Springs Pre-K to Whitmore
The Eleanor Whitmore Early Childhood Center may be losing East Hampton’s prekindergarten students next year, but it could be gaining the Springs School District’s youngest students.
During a Springs School Board meeting earlier this month, Debra Winter, the superintendent, proposed that the district’s 36 pre-K students expected next year move from their current program at the Most Holy Trinity school building in East Hampton to the Whitmore Center. SCOPE Educational Services currently operates the half-day pre-K program for Springs
The Whitmore Center’s prekindergarten program, which will be able to accommodate 60 children in the fall, finds itself with an abundance of available slots for the 2018-19 school year because of East Hampton’s decision to move its 72 prekindergartners in-house to the John M. Marshall Elementary School in the fall, which is expected to save that district $300,000. The center plans to have three sections of prekindergarten and to expand what it calls its 3-K program for 3-year-olds in the 2018-19 school year.
For Springs, the move to the early childhood center will cost the district $162,200, which is $48,800 more than it pays SCOPE to operate its program this year. But there are benefits to parents and students that may outweigh the added costs, Ms. Winter said.
“The big difference is that parents will now have the option to go from a two-and-a-half-hour daily program to a four-hour day with lunch and two snacks provided.” For working parents, she said, that is a major plus, as is the fact that the early childhood center in East Hampton offers an extended day option for about $145 a week that allows students to stay through 5:30 p.m. That option was not available in the Most Holy Trinity building.

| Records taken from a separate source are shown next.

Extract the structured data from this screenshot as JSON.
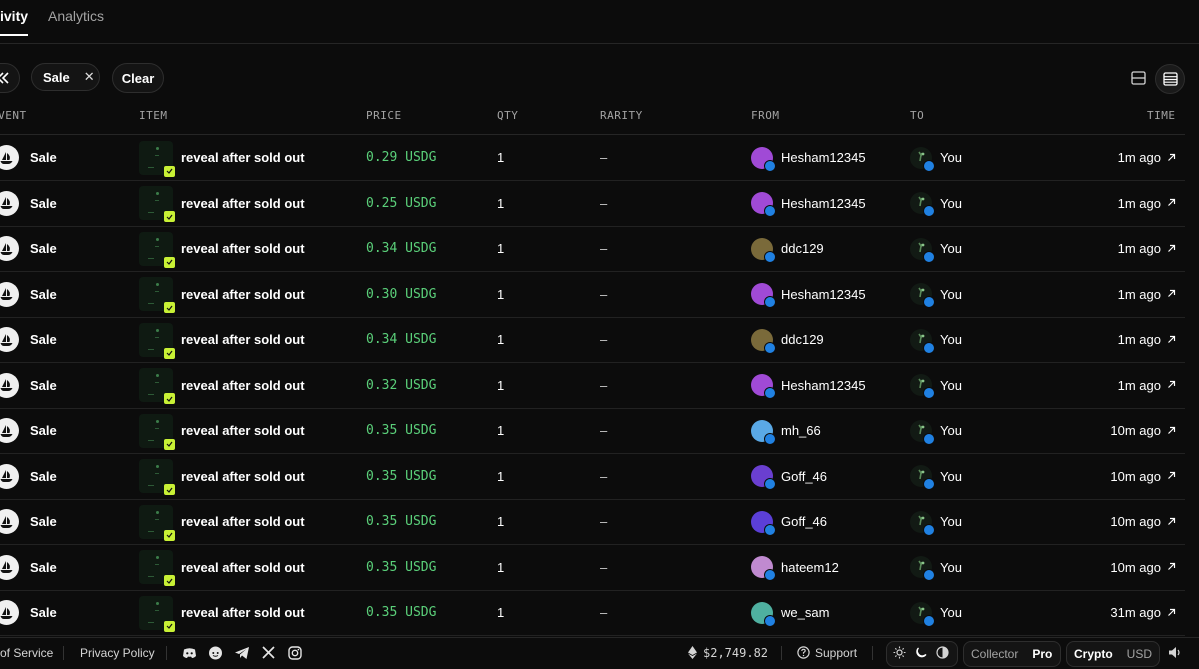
{
  "tabs": [
    {
      "label": "ivity",
      "active": true
    },
    {
      "label": "Analytics",
      "active": false
    }
  ],
  "filters": {
    "collapse_icon": "double-chevron-left-icon",
    "active_filter": "Sale",
    "clear_label": "Clear",
    "views": [
      "list-view-icon",
      "table-view-icon"
    ]
  },
  "columns": {
    "event": "EVENT",
    "item": "ITEM",
    "price": "PRICE",
    "qty": "QTY",
    "rarity": "RARITY",
    "from": "FROM",
    "to": "TO",
    "time": "TIME"
  },
  "rows": [
    {
      "event": "Sale",
      "item": "reveal after sold out",
      "price": "0.29 USDG",
      "qty": "1",
      "rarity": "–",
      "from": "Hesham12345",
      "from_color": "#a04ad6",
      "to": "You",
      "time": "1m ago"
    },
    {
      "event": "Sale",
      "item": "reveal after sold out",
      "price": "0.25 USDG",
      "qty": "1",
      "rarity": "–",
      "from": "Hesham12345",
      "from_color": "#a04ad6",
      "to": "You",
      "time": "1m ago"
    },
    {
      "event": "Sale",
      "item": "reveal after sold out",
      "price": "0.34 USDG",
      "qty": "1",
      "rarity": "–",
      "from": "ddc129",
      "from_color": "#7a6a3a",
      "to": "You",
      "time": "1m ago"
    },
    {
      "event": "Sale",
      "item": "reveal after sold out",
      "price": "0.30 USDG",
      "qty": "1",
      "rarity": "–",
      "from": "Hesham12345",
      "from_color": "#a04ad6",
      "to": "You",
      "time": "1m ago"
    },
    {
      "event": "Sale",
      "item": "reveal after sold out",
      "price": "0.34 USDG",
      "qty": "1",
      "rarity": "–",
      "from": "ddc129",
      "from_color": "#7a6a3a",
      "to": "You",
      "time": "1m ago"
    },
    {
      "event": "Sale",
      "item": "reveal after sold out",
      "price": "0.32 USDG",
      "qty": "1",
      "rarity": "–",
      "from": "Hesham12345",
      "from_color": "#a04ad6",
      "to": "You",
      "time": "1m ago"
    },
    {
      "event": "Sale",
      "item": "reveal after sold out",
      "price": "0.35 USDG",
      "qty": "1",
      "rarity": "–",
      "from": "mh_66",
      "from_color": "#5aa9e6",
      "to": "You",
      "time": "10m ago"
    },
    {
      "event": "Sale",
      "item": "reveal after sold out",
      "price": "0.35 USDG",
      "qty": "1",
      "rarity": "–",
      "from": "Goff_46",
      "from_color": "#6a3fd0",
      "to": "You",
      "time": "10m ago"
    },
    {
      "event": "Sale",
      "item": "reveal after sold out",
      "price": "0.35 USDG",
      "qty": "1",
      "rarity": "–",
      "from": "Goff_46",
      "from_color": "#5b3fd8",
      "to": "You",
      "time": "10m ago"
    },
    {
      "event": "Sale",
      "item": "reveal after sold out",
      "price": "0.35 USDG",
      "qty": "1",
      "rarity": "–",
      "from": "hateem12",
      "from_color": "#c08ad0",
      "to": "You",
      "time": "10m ago"
    },
    {
      "event": "Sale",
      "item": "reveal after sold out",
      "price": "0.35 USDG",
      "qty": "1",
      "rarity": "–",
      "from": "we_sam",
      "from_color": "#4fb0a0",
      "to": "You",
      "time": "31m ago"
    }
  ],
  "footer": {
    "terms": "of Service",
    "privacy": "Privacy Policy",
    "social_icons": [
      "discord-icon",
      "reddit-icon",
      "telegram-icon",
      "x-icon",
      "instagram-icon"
    ],
    "eth_price": "$2,749.82",
    "support": "Support",
    "theme_icons": [
      "sun-icon",
      "moon-icon",
      "contrast-icon"
    ],
    "mode_options": [
      "Collector",
      "Pro"
    ],
    "mode_selected": "Pro",
    "currency_options": [
      "Crypto",
      "USD"
    ],
    "currency_selected": "Crypto",
    "sound_icon": "speaker-icon"
  },
  "colors": {
    "background": "#0c0c0c",
    "price_green": "#5bd07a",
    "verified_blue": "#2081e2",
    "item_badge": "#c8f135"
  }
}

The additional $48,800 has been factored into the proposed 2018-19 budget, recently adopted by the board.
Although, ultimately, the pre-K move is contingent upon voter approval on May 15, Ms. Winter said the school will go ahead with a lottery drawing in order to fill the 36 spots, available to Springs residents with children who will turn 4 by Dec. 1.
“We cannot wait until May 15 to see whether we can go ahead or not,” she said. “We need to get started on this now and if the budget is voted down, then this is the sort of thing that will be the first to be cut.”